Gorbachev satisfied demands
Soviet leader Mikhail Gorbachev appealed to Ukraine's coal miners to resume work. After long negotiations in the Kremlin the Ukrainian coal miners complied with his wish, but only after the Soviet leadership agreed to most of their demands. Initially there was purely social and wage, not political, requirements. The first time the requirements were of a social nature and about wage – not political requirements.
But shortly after, namely 3 September 1989, Ukraine's Verkhovna Rada, under the impact of the strikes, agreed to a law «about the economic independence of the Ukrainian Soviet Republic». The law was caused by large problems and difficulties in the planned economy and the decline in many sectors.
Leader of Communist Party admitted existing problems
On 7 September 1989 the Moscow loyal chief of the Ukrainian Communist Party, Volodymyr Shcherbytskyi, admitted at a meeting of KPU's Central Committee, that the main reasons for the strikes was neglect of social issues, a failure compared to many everyday problems, poor housing, inadequate pay, the non-delivery of daily living necessities and environmental degradation.
Resignation and suicide of the leader of the party
On the «coal miner’s day» September 27, 1989 the Donetsk miners adopted a resolution that demanded that the chief of the Ukrainian Communist Party, Volodymyr Shcherbytskyi, and the chairwoman of the Verkhovna Rada, Valentyna Shevchenko, resigned. Volodymyr Shcherbytskyi complied with the requirement the day after. In February, 1990, the day before his 72 birthday, he alleged committed suicide in despair over the erosion of the Communist Party's power in the Soviet Union and especially in Ukraine.
The miners stand for Ukraine’s sovereignty
In March 1991 the Donetsk miners initiated a new general strike. One of the requirements this time was that Ukraine's state sovereignty should be written into the Constitution, and that the Soviet should be transformed into a loose confederation of sovereign states. The Coal Miners strikes of 1989-91 was a crucial factor for the economic and political changes in 1991. This applies to the election of Boris Yeltsin for president of Russia in June 1991, the failure communist coup against him in August of that year in Moscow and Ukraine's Verkhovna Rada's subsequent decision to proclaim the independence of Ukraine, august 24, 1991, which was confirmed by the Ukrainian referendum of December 1, 1991. On December 25, 1991 the Soviet Union ceased to exist as a state.

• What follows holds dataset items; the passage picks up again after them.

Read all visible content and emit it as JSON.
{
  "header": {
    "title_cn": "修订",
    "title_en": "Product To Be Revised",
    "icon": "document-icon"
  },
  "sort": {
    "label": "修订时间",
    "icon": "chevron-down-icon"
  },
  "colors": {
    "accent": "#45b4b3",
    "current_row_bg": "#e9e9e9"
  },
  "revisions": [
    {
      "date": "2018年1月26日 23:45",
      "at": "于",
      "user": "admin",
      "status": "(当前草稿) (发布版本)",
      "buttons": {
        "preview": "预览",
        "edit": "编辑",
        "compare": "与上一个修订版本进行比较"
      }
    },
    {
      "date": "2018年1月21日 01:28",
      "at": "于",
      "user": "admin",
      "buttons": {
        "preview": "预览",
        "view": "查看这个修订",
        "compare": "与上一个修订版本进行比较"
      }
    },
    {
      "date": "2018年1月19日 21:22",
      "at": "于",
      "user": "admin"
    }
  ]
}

The coal miners in Donbas largely supported Ukraine's independence in the referendum. During the referendum in December 1991, there were also in the Donbas a solid majority for independence. Throughout the 90s, 00s and especially in the first half of 10s the Donbas region achieved large grants and subsidies from the Ukrainian treasury. Therefore, it was «good business« for the region to secede from Moscow.
Viktor Yanukovych and the Donetsk clan
The so-called «Donetsk clan» had in the second half of the 90s a significant influence on the then Ukrainian President Leonid Kuchma, who in 1997 made one of the Donetsk clan's informal leaders, Viktor Yanukovych, governor of Donetsk region. In 1999, 2000 and 2002, Yanukovych helped to ensure Kuchma good election results in Donetsk region.
In 2002-04 and 2006-07 Yanukovych was prime minister for the whole Ukraine. His Donetsk clan continued even after the Orange Revolution in 2004 to have a significant influence on the western-oriented President Viktor Yushchenko. One reason is that Yushchenko – supported by the United States – wanted to preserve Ukraine as a unitary state, and therefore was willing to compromise with the so-called oligarchs, including those from the Donetsk clan.
Putin's military aid to Donetsk clan
In 2010, Yanukovych became President of Ukraine. When he, in February 2014, was overthrown by the Maidan revolution and fled to Russia, and Putin subsequently annexed the Crimea, the Donetsk clan decided to break up with the government in Kyiv and ensure their autonomy and immunity via a de facto secession with Russian military help. The rest is history, although we unfortunately do not know the end.